Re: Informative components of w3c specifications

Like I said earlier, I don't disagree with you Marcos.  Easy enough to fix
if there are complaints from users and we determine there is a need at some
point in the future.

Steven, which particular feature were you thinking should be optional?
 Adding a role of note or adding the informative notation to the Note title?

P.S.  Here is the text from the ANSI C standard (1990) that I tried to
correct.  It was bugging me so I found my notes:

(section 7.7.2.1 on the raise function)

If the signal occurs other than as the result of calling the abort or raise
> function, the behavior is undefined if the signal handler calls any
> function in the standard library other than the signal function itself
> (with the first argument of the signal number corresponding to the signal
> that cause the invocation of the handler) or refers to any object with
> static storage duration other than by assigning a value to a static storage
> duration variable of type volatile sig_atomic_t.  Furthermore, if such a
> call to the signal function results in a SIG_ERR return, the value errno is
> indeterminate.






On Fri, Jul 11, 2014 at 10:57 AM, Marcos Caceres <w3c@marcosc.com> wrote:

>
>
> On Friday, July 11, 2014 at 10:53 AM, Shane McCarron wrote:
>
> > Marcos, I do *not* disagree with you, but your statement reminded me of
> one of my very early experiences in the standards world.
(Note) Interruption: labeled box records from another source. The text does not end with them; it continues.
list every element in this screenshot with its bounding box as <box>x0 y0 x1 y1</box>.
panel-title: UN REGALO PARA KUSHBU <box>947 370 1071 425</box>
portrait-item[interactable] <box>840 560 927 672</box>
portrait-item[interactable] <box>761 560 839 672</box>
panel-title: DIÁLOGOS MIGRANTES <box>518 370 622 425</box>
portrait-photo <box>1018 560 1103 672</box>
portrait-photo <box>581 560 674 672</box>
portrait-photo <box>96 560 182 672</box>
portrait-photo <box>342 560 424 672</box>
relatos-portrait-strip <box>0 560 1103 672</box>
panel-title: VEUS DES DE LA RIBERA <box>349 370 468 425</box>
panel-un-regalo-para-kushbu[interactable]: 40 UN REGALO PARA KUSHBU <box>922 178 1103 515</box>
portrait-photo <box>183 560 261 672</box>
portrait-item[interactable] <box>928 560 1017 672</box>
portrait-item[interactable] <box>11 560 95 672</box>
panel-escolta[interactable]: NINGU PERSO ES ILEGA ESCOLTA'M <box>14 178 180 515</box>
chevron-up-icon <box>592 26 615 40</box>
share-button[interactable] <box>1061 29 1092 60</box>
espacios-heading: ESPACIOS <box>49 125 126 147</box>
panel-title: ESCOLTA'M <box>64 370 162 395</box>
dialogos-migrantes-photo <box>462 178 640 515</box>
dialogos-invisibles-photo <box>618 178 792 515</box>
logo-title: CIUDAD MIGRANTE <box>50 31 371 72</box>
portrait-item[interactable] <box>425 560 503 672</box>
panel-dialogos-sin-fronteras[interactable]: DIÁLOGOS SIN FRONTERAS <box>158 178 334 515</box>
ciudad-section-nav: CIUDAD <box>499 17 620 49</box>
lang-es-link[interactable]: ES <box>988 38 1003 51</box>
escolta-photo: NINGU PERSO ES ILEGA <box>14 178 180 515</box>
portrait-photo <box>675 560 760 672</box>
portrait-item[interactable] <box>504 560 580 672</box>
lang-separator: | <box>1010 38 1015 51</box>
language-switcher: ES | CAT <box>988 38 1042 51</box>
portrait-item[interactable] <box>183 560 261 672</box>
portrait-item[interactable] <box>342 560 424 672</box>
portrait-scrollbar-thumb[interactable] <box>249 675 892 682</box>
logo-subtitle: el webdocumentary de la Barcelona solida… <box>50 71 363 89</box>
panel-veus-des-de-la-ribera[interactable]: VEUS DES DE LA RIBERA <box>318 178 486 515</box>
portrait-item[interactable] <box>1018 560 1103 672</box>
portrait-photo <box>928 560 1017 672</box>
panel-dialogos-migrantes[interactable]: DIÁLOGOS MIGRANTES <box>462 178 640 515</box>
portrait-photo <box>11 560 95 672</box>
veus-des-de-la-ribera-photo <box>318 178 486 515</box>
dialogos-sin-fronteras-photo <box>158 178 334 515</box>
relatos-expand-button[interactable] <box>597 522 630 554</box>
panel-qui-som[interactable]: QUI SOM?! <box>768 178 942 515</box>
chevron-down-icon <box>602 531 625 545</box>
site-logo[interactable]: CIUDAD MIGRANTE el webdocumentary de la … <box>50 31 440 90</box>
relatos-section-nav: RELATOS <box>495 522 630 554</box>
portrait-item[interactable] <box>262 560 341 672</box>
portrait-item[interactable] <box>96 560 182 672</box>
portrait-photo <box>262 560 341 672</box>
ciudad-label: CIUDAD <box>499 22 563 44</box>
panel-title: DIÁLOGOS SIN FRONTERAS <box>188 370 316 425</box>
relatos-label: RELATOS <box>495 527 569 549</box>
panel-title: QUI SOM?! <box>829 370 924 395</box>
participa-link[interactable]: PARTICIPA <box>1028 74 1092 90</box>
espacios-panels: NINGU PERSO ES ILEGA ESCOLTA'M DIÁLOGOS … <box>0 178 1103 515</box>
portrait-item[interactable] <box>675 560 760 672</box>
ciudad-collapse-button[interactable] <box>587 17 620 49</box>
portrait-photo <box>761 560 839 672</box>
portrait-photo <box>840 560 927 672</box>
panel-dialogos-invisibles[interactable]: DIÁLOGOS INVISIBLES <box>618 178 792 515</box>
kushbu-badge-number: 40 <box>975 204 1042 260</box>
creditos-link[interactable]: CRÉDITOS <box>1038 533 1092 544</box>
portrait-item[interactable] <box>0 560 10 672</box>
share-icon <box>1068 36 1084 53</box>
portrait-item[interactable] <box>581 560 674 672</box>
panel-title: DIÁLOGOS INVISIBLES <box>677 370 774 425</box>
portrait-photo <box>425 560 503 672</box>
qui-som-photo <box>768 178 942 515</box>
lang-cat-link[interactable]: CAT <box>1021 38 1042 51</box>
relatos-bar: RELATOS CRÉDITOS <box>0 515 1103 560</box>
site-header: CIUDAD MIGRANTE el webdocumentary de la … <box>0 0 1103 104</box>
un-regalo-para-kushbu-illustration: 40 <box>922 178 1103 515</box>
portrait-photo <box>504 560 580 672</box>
I share it for
> your amusement, but it may also change your mind.
> >
> > I was working on X3J11 (ANSI C) in about 1986?
> Much respect.
> > In reviewing a draft, there was some language that was overly complex
> and honestly unclear. I'm a smart guy and a native English speaker, so I
> finally puzzled it out. But non-native speakers or people who can't readily
> parse a 100 word sentence might have trouble. I proposed a change to
> basically split up the sentence and remove some punctuation so there were
> fewer dependent clauses.
> >
> > A few months later, when the committee was done processing all of the
> change requests, the reply I got was along the lines of "Thank you for your
> comment. Your proposed change is rejected. A complete reading of the
> standard would render full understanding of this issue".
> >
> > In other words, if I read the entire document, I would have known what
> that section meant. I didn't need to be reworded.
> That's very sad to hear. The committee were either incompetent or lacked
> judgement when rejecting your change (specially if it helped clarify
> things).
>
> However, your change was still to normative text. And although I take your
> point about not needing to backtrack to know what is informative and what
> is normative, this still doesn't strengthen (in my mind, at least) the need
> to add "this is informative" explicitly on a note.
> > People don't read the entire document. Other documents link into our
> specs - to sections that have normative text and embedded notes. I am as
> lazy as the next guy. I am not going to scroll up to the conformance
> section to see whether notes are by default informative in the spec I am
> reading at the moment. I'm just not.
>
> Personally, I'm still not convinced that this is an issue. Unlike other
> consortia, we have a strong culture of being very developer focused.
>
> My gut reaction here is that I sometimes feel like we are trying to "fix"
> things preemptively without data to show there is actually a problem.